#000139 – 04 de Abril de 2020

O multiculturalismo falhou. Isto dizem pessimistas de esquerda, como o Zizek. E na direita, entre outros, cínicos como o Houellebecq. As ideias veiculadas pela teoria interseccional poderão ser uma consequência dessa derrota. Ou já uma alternativa: ao mesmo tempo radicalizante e reacionária. Estes são tempos de confusão ideológica, perfeitos para oportunistas e trolls. Tempos em que muito do ativismo se resume a perseguir pessoas online, em campanhas de difamação ou de boicote. Por isso, as discussões tendem a ser táticas, cautelosas e estéreis. Isso é um retrocesso intelectual. O risco é um componente de qualquer atividade criativa. E um debate deve ser uma arena onde as más ideias são testadas e, espera-se, derrotadas. Não um campo minado para o qual que se tem medo de atirar uma boa ideia.
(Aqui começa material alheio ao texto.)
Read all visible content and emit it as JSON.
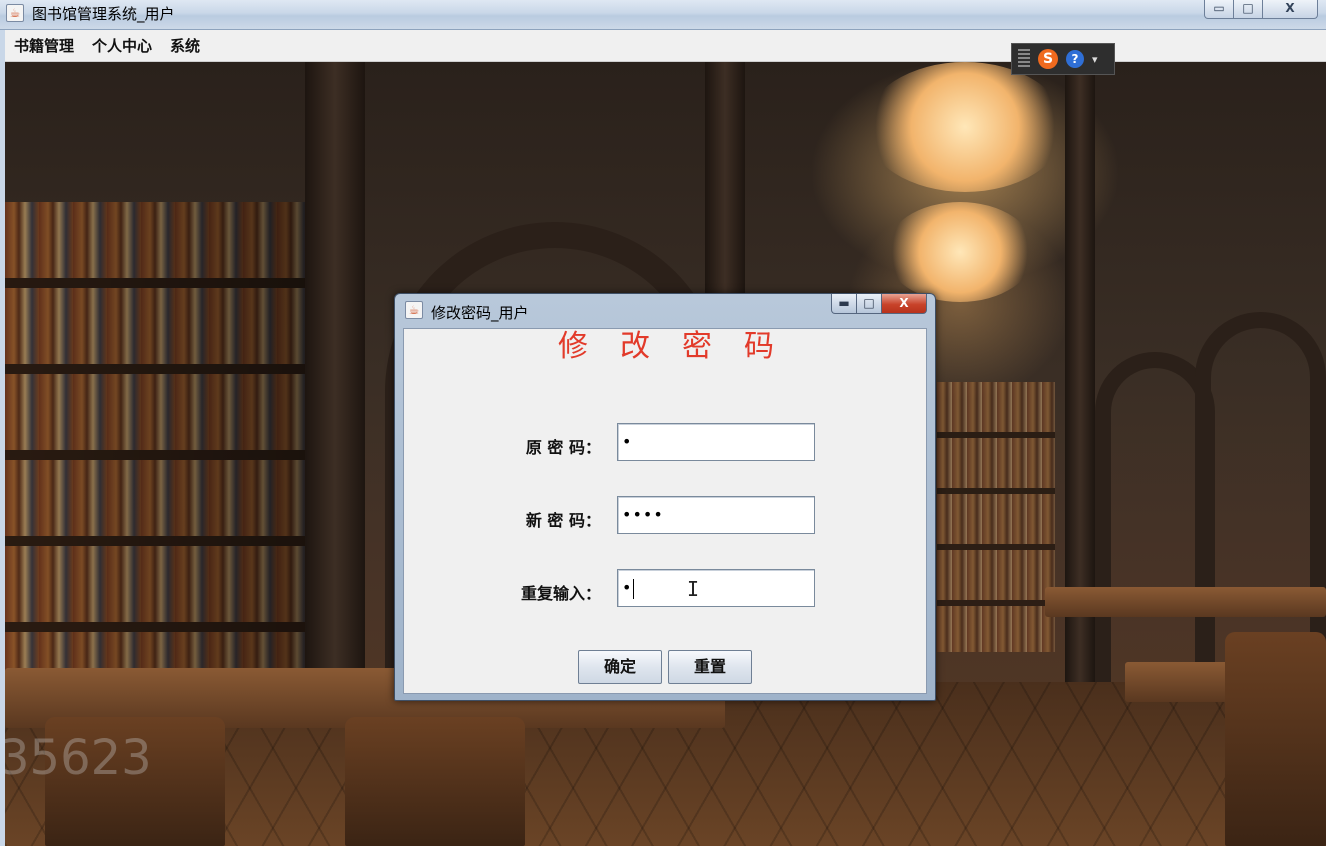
{
  "window": {
    "title": "图书馆管理系统_用户",
    "icon": "java-cup-icon",
    "controls": {
      "minimize": "▭",
      "maximize": "□",
      "close": "X"
    }
  },
  "menubar": {
    "items": [
      {
        "label": "书籍管理"
      },
      {
        "label": "个人中心"
      },
      {
        "label": "系统"
      }
    ]
  },
  "ime_toolbar": {
    "logo_label": "S",
    "help_label": "?",
    "arrow_label": "▾"
  },
  "watermark": "35623",
  "dialog": {
    "title": "修改密码_用户",
    "controls": {
      "minimize": "▬",
      "maximize": "□",
      "close": "X"
    },
    "heading": "修改密码",
    "fields": [
      {
        "label": "原 密 码：",
        "masked_value": "•"
      },
      {
        "label": "新 密 码：",
        "masked_value": "••••"
      },
      {
        "label": "重复输入：",
        "masked_value": "•"
      }
    ],
    "buttons": {
      "confirm": "确定",
      "reset": "重置"
    }
  },
  "colors": {
    "heading": "#e23a2a",
    "dialog_bg": "#f0f0f0",
    "close_button": "#c8432a"
  }
}
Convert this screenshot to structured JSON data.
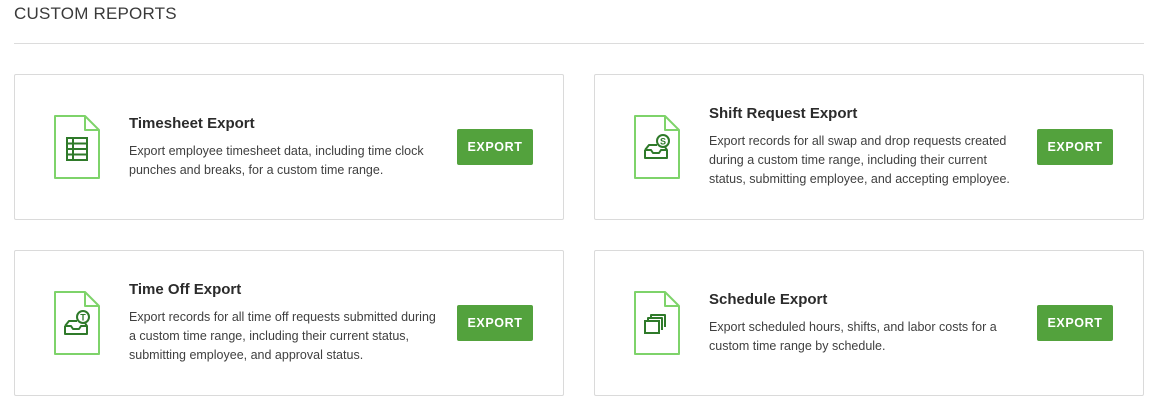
{
  "section": {
    "title": "CUSTOM REPORTS"
  },
  "colors": {
    "accent_green": "#53a23d",
    "icon_green": "#7ed36a",
    "icon_dark_green": "#2f7a2a"
  },
  "cards": [
    {
      "title": "Timesheet Export",
      "description": "Export employee timesheet data, including time clock punches and breaks, for a custom time range.",
      "icon": "timesheet-document-icon",
      "button_label": "EXPORT"
    },
    {
      "title": "Shift Request Export",
      "description": "Export records for all swap and drop requests created during a custom time range, including their current status, submitting employee, and accepting employee.",
      "icon": "shift-request-document-icon",
      "button_label": "EXPORT"
    },
    {
      "title": "Time Off Export",
      "description": "Export records for all time off requests submitted during a custom time range, including their current status, submitting employee, and approval status.",
      "icon": "time-off-document-icon",
      "button_label": "EXPORT"
    },
    {
      "title": "Schedule Export",
      "description": "Export scheduled hours, shifts, and labor costs for a custom time range by schedule.",
      "icon": "schedule-document-icon",
      "button_label": "EXPORT"
    }
  ]
}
Para ser muito claro, a esquerda não ganhou. A revolução influenciou a política (e muito mais a academia e as artes). A social-democracia conheceu um curto período de prosperidade numa mão cheia de países. E foi só. Nos EUA é que se considera que falar em algo tão básico como o direito aos cuidados de saúde é propor o comunismo. Na mesma linha, ideias de igualdade entre seres humanos independentemente das suas circunstâncias também são vistas como de esquerda. Mas nos países do Norte da Europa, os democratas cristãos, liberais e outras sensibilidades de centro direita aceitam estas ideias como avanços civilizacionais, não como cavalos de Tróia que os seus inimigos ideológicos conseguiram colocar dentro dos muros da decência.
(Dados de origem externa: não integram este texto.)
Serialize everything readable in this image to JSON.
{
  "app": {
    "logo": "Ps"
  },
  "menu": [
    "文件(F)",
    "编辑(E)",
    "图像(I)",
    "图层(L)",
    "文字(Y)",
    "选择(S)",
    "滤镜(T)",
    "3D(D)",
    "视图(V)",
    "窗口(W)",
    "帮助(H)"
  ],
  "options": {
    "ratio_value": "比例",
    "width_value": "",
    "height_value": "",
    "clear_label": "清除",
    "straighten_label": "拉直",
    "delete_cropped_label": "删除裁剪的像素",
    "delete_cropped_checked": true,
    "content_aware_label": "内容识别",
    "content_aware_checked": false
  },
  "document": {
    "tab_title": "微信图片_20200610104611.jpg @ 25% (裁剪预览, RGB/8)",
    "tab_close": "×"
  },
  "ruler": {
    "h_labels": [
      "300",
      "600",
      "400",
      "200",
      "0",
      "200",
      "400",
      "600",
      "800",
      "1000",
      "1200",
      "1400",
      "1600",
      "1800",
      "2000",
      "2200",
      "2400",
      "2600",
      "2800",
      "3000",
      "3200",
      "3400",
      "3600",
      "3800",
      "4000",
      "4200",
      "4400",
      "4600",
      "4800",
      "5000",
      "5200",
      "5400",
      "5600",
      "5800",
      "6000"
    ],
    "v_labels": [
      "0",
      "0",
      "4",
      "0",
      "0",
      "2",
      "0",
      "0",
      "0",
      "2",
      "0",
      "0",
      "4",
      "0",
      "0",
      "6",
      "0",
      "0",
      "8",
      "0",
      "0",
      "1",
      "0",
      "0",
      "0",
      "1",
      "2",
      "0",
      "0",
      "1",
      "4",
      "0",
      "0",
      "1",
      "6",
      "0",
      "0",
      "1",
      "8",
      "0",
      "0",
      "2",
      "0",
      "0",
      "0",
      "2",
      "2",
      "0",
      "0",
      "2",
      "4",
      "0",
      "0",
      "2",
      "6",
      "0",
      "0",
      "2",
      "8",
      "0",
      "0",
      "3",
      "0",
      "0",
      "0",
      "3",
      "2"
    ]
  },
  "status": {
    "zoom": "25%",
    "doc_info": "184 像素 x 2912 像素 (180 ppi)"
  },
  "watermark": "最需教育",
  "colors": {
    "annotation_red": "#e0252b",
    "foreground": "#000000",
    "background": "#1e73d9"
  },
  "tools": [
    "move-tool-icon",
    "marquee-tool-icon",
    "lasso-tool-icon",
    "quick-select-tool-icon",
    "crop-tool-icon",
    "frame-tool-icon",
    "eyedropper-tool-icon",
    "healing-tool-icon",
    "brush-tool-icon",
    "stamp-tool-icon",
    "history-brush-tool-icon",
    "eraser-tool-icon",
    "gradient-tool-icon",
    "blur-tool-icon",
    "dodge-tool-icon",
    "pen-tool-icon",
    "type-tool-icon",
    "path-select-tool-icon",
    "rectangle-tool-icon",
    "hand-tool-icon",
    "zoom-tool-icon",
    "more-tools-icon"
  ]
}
Vamos evitar esta atitude norte-americana de autodefesa que usa ataques preventivos a pessoas que servem como bodes expiatórios da história. Não há que defender o status quo, a menos que se acredite mesmo no Fim da História. Os avanços foram ainda modestos e os retrocessos inúmeros. E perseguir pessoas como tática política é odioso. Impedir oponentes de falar, organizar o seu despedimento e usar calúnia são coisas que nos devem envergonhar a todos. Que não haja medo de falar, muito menos de escutar. E que se combatam ideias com ideias melhores.
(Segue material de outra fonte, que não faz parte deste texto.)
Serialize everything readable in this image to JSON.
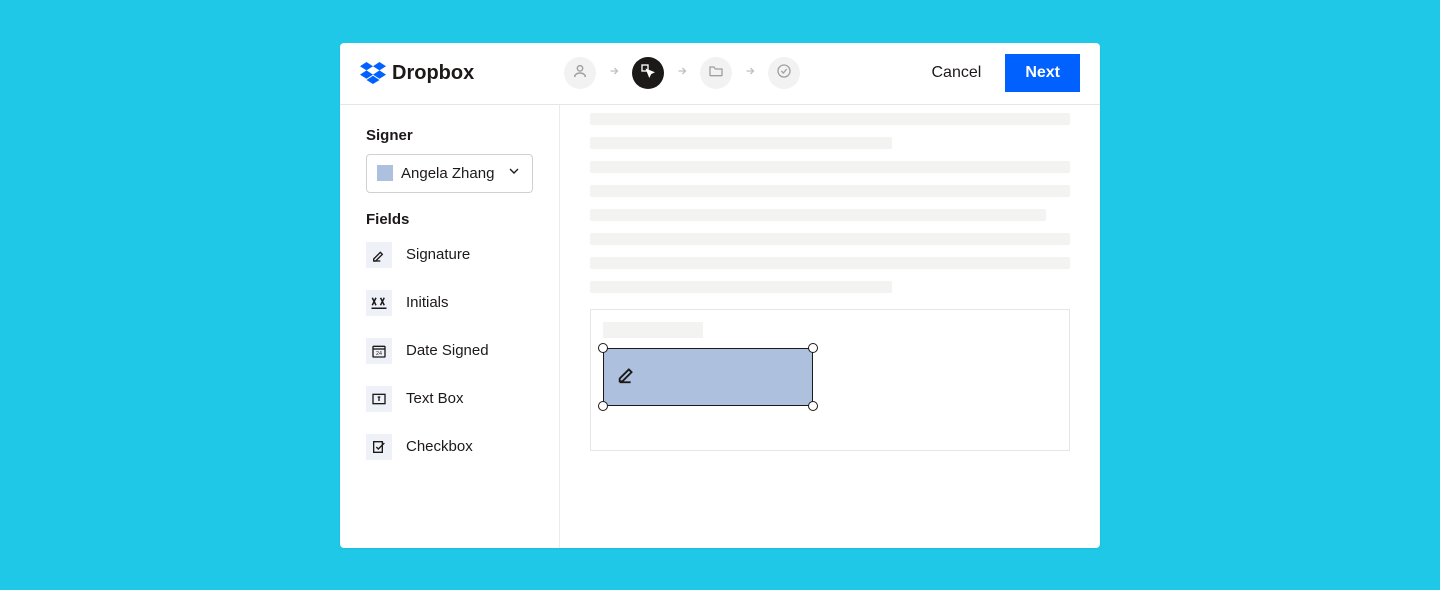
{
  "brand": {
    "name": "Dropbox"
  },
  "header": {
    "cancel_label": "Cancel",
    "next_label": "Next"
  },
  "sidebar": {
    "signer_label": "Signer",
    "signer_selected": "Angela Zhang",
    "fields_label": "Fields",
    "fields": [
      {
        "label": "Signature"
      },
      {
        "label": "Initials"
      },
      {
        "label": "Date Signed"
      },
      {
        "label": "Text Box"
      },
      {
        "label": "Checkbox"
      }
    ]
  }
}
Voltando ao início. O multiculturalismo falhou. Não sabemos lidar uns com os outros. Isto deve ser causa de preocupação. Somos ligeiramente diferentes. Mas essa pequena distância de uma cultura à outra causa desconforto e atrito. E mesmo violência. As guerras que foram patrocinadas fora do Ocidente trouxeram consequências ao Ocidente. E fechar os olhos é juntar cegueira à culpa. O Zizek propõe que se reabilite a ideia de tolerância, há muito tempo rejeitada pela esquerda, que defende no seu lugar a ideia de aceitação. Eu vejo algum valor nessa ideia. Cortesia, distância e um mínimo de respeito pelo vizinho. Não temos de gostar uns dos outros. Ainda recorrendo ao Zizek, o mais importante é que encontremos e lutemos por causas comuns, não que aceitemos tudo uns dos outros.